You could then do a multi-linear regression (analysis incorporating more than one variable) such as: [how do <hasPool> and <locatedInRichZipcode> impact <housePrice>]. The variables hasPool and locatedInRichZipcode are now both being factored into what causes increases in house price. hasPool is now more accurate, as the fact that the effect of being located in a rich zipcode is also being measured. However the co-linearity (high correlation between two variables) between having a pool and being in a rich zipcode increases the standard errors of the co-effecients, and thus could result in the variable being incorrectly found to be statistically insignificant, and also makes the pure effect of the variables measured blurred.

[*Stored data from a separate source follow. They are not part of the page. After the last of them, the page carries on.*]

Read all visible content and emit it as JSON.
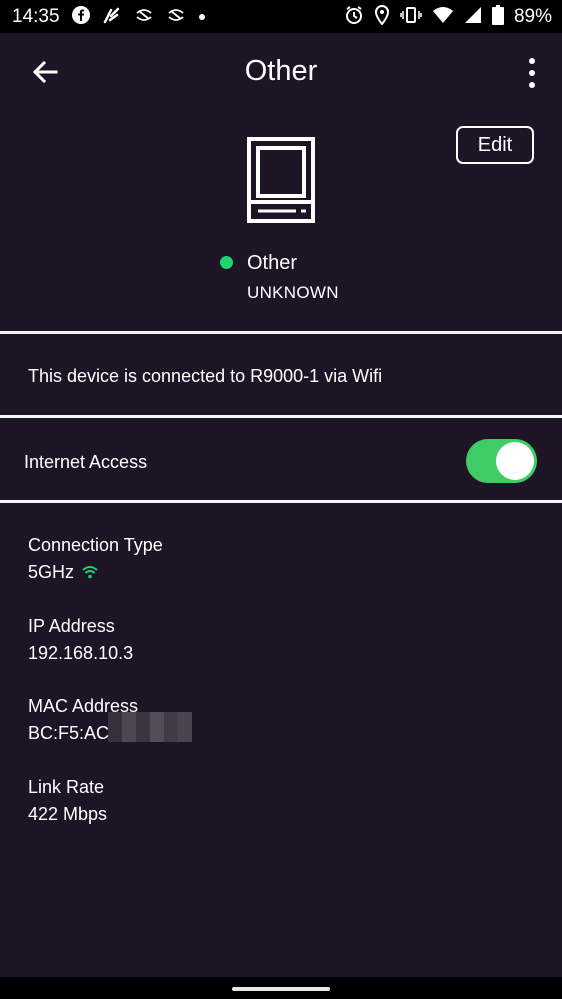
{
  "status_bar": {
    "time": "14:35",
    "battery": "89%"
  },
  "app_bar": {
    "title": "Other",
    "edit_label": "Edit"
  },
  "device": {
    "name": "Other",
    "type": "UNKNOWN",
    "status_color": "#1fd36e"
  },
  "connection_message": "This device is connected to R9000-1 via Wifi",
  "internet_access": {
    "label": "Internet Access",
    "enabled": true,
    "toggle_color": "#3fcc67"
  },
  "details": {
    "connection_type_label": "Connection Type",
    "connection_type_value": "5GHz",
    "ip_label": "IP Address",
    "ip_value": "192.168.10.3",
    "mac_label": "MAC Address",
    "mac_value": "BC:F5:AC",
    "link_rate_label": "Link Rate",
    "link_rate_value": "422 Mbps"
  },
  "colors": {
    "background": "#1d1426",
    "accent_green": "#1fd36e"
  }
}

However, being in a rich zipcode and having a pool are closely related occurances, so we'd need to also incorporate an interaction variable hasPoolAndLocatedInRichZipcode to account for the venn-diagram "shared-zone" effect of having both a pool and being in a rich area: [how do <hasPool>, <locatedInRichZipCode>, and <hasPoolAndLocatedInRichZipcode> impact <housePrice>].

This is a more effective regression and though the statistical analysis improvements in "controlling" (i.e. taking into account) zipcodes and their effect, we are better able to approximate what the pure effect (co-efficient) of a variable such as having a pool is on house prices.